From April 1, income from disinvestment can be used for recapitalisation of public sector banks and for subscribing to rights issues of Central Public Sector Undertakings (CPSUs).
Since April 2009, the disinvestment proceeds were being used in full for meeting the capital expenditure requirements of select social sector programmes. This was a one-time exemption, which is scheduled to end on March 31.
On Thursday, the Cabinet Committee on Economic Affairs (CCEA) approved the new norms. According to a Government statement, the disinvestment proceeds, with effect from the fiscal year 2013-14, will be credited to the existing ‘public account’ under the head National Investment Fund (NIF), and would remain there until withdrawn or invested for the approved purposes.

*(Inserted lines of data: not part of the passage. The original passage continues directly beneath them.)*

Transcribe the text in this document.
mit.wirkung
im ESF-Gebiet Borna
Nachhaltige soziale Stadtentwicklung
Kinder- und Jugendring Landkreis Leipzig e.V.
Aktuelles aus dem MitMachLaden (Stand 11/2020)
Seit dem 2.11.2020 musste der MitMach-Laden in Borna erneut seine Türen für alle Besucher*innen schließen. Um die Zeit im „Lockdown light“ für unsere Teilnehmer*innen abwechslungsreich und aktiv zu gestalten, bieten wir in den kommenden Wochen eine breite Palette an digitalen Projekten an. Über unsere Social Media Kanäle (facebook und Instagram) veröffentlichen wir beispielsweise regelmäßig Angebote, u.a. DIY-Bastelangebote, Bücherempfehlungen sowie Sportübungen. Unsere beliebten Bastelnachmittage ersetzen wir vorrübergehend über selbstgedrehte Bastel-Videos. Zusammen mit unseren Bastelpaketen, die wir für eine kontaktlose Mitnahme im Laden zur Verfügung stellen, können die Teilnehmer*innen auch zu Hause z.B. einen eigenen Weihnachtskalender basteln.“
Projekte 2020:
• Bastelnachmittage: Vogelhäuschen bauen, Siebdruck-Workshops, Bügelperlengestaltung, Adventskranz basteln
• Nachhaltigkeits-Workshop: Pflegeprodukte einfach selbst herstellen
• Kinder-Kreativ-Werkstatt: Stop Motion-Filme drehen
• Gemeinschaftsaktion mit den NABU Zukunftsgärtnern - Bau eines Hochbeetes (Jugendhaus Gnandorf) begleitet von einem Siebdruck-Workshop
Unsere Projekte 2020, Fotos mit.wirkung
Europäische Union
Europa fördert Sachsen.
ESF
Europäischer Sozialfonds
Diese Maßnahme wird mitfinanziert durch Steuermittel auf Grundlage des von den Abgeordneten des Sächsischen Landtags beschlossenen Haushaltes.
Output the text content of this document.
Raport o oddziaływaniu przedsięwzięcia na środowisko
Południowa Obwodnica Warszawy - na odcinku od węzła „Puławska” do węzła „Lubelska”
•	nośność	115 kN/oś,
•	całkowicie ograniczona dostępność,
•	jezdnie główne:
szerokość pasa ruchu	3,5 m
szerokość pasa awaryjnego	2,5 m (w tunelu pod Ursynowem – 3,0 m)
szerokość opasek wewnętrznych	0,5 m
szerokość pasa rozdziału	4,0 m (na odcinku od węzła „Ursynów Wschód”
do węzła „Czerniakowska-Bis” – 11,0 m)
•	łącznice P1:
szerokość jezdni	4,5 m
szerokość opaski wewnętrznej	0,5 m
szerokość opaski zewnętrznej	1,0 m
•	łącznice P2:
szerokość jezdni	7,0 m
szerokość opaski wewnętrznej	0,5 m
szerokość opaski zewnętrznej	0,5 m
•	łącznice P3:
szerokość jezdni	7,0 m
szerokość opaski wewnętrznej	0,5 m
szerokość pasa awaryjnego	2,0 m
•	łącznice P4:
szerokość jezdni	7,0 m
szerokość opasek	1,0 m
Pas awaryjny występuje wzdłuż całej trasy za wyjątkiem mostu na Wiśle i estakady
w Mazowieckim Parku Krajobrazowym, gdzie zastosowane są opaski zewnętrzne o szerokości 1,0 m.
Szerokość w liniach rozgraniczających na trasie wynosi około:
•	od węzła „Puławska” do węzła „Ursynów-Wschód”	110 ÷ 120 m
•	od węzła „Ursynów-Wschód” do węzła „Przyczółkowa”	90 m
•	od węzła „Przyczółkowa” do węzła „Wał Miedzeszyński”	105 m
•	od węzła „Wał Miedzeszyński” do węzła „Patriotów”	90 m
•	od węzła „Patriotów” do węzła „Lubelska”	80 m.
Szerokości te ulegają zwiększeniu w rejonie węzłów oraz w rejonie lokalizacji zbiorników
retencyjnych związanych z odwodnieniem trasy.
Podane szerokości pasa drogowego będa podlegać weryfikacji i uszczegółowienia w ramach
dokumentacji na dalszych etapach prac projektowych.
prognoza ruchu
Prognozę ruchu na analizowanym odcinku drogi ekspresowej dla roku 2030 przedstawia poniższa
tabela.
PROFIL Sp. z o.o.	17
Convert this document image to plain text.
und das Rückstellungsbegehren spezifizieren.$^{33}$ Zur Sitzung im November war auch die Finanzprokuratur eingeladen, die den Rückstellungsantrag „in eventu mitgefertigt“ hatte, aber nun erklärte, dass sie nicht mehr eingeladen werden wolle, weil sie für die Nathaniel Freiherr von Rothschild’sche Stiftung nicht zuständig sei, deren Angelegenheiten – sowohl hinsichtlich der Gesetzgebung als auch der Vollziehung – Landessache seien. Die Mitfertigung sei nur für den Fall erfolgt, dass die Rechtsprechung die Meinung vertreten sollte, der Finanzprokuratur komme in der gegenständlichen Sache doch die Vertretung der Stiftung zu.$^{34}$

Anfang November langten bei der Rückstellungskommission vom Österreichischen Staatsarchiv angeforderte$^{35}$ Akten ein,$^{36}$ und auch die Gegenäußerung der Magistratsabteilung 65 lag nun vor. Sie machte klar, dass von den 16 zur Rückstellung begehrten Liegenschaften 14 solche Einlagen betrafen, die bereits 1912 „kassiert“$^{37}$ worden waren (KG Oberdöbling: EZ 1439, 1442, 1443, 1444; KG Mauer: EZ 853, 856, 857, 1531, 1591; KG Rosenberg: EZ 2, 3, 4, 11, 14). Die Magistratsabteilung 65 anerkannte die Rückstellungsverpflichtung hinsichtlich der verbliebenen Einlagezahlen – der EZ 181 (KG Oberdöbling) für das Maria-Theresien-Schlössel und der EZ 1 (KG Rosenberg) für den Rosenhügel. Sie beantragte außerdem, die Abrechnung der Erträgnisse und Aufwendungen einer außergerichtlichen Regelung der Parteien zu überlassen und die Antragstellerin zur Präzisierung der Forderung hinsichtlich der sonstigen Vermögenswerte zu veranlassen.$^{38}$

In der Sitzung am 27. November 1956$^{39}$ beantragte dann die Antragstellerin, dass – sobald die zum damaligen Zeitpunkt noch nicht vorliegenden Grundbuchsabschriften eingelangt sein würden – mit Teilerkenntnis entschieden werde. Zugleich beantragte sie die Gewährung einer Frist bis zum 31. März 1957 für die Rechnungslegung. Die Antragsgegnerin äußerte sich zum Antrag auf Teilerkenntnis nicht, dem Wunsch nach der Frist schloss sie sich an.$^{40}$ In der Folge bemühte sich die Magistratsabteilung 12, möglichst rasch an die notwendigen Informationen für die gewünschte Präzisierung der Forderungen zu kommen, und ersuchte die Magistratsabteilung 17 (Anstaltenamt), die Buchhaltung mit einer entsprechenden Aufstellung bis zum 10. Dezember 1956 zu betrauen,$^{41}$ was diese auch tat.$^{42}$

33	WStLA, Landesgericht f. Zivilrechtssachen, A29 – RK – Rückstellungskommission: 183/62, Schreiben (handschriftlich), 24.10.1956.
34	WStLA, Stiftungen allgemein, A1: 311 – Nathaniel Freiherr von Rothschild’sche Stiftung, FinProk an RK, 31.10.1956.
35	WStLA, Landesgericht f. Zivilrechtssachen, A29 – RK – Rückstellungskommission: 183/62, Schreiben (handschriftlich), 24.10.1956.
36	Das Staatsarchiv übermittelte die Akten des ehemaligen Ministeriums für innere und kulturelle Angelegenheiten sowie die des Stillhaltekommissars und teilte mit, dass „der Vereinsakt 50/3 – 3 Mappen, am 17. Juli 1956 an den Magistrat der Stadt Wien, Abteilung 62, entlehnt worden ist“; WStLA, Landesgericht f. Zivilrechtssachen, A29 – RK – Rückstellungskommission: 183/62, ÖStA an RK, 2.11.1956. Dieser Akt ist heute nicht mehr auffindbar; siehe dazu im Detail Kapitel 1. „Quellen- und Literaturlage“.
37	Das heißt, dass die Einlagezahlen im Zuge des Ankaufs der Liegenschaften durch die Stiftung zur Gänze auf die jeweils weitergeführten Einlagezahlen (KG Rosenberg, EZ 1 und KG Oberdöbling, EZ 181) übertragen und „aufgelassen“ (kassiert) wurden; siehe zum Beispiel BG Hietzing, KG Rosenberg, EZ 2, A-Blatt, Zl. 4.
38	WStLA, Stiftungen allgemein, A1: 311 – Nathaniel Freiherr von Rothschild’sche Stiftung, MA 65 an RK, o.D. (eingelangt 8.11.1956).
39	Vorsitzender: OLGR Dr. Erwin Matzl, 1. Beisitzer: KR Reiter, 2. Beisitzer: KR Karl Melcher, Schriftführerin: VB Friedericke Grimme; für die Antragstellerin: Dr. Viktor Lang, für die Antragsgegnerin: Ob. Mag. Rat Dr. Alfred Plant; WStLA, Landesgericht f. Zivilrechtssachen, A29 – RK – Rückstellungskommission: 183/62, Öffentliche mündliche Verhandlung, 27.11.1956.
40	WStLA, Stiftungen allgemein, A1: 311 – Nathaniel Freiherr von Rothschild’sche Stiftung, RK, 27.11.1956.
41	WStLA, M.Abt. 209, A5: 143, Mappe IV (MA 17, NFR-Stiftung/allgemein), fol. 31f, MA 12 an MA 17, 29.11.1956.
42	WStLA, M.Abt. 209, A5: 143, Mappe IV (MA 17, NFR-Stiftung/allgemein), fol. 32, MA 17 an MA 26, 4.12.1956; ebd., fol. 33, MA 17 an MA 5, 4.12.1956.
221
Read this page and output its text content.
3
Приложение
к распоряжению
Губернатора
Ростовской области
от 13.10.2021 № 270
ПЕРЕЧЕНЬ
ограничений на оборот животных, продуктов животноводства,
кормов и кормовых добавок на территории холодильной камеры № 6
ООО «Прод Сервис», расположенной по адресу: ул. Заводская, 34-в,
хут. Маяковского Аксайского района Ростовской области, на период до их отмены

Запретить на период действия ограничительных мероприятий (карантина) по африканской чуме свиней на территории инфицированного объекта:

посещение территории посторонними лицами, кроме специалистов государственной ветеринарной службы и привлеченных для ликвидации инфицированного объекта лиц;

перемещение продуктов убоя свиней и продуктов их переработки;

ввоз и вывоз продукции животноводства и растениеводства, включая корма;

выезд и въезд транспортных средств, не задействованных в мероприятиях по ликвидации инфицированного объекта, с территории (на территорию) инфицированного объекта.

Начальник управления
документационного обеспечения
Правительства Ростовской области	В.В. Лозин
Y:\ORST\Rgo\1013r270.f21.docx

In this regard, three purposes have been approved.
The NIF will be used for recapitalisation of public sector banks and insurance companies.
The fund will also be utilised for subscribing to shares issued by CPSUs, including public sector banks and insurance companies, on rights basis to ensure that 51 per cent Government ownership is not diluted.
The third approved purpose will be to use the proceeds for preferential allotment of shares by CPSUs to the Government. This will be applied to all cases where a CPSU will raise fresh equity to meet its capital expenditure programme. It has also been decided to discharge the fund managers of their responsibility.
The NIF was constituted by the Cabinet Committee on Economic Affairs on January 27, 2005. The objectives structure and administrative arrangements, investment strategy were notified in November 2005, and the NIF started functioning from October 2007.
As on August 31, 2012, the corpus in NIF stood at Rs 1,814.45 crore, comprising the disinvestment proceeds of Power Grid Corporation and the Rural Electrification Corporation during 2007-08.
This corpus is, at present, invested through three public sector fund managers (SBI, LIC and UTI Mutual Funds).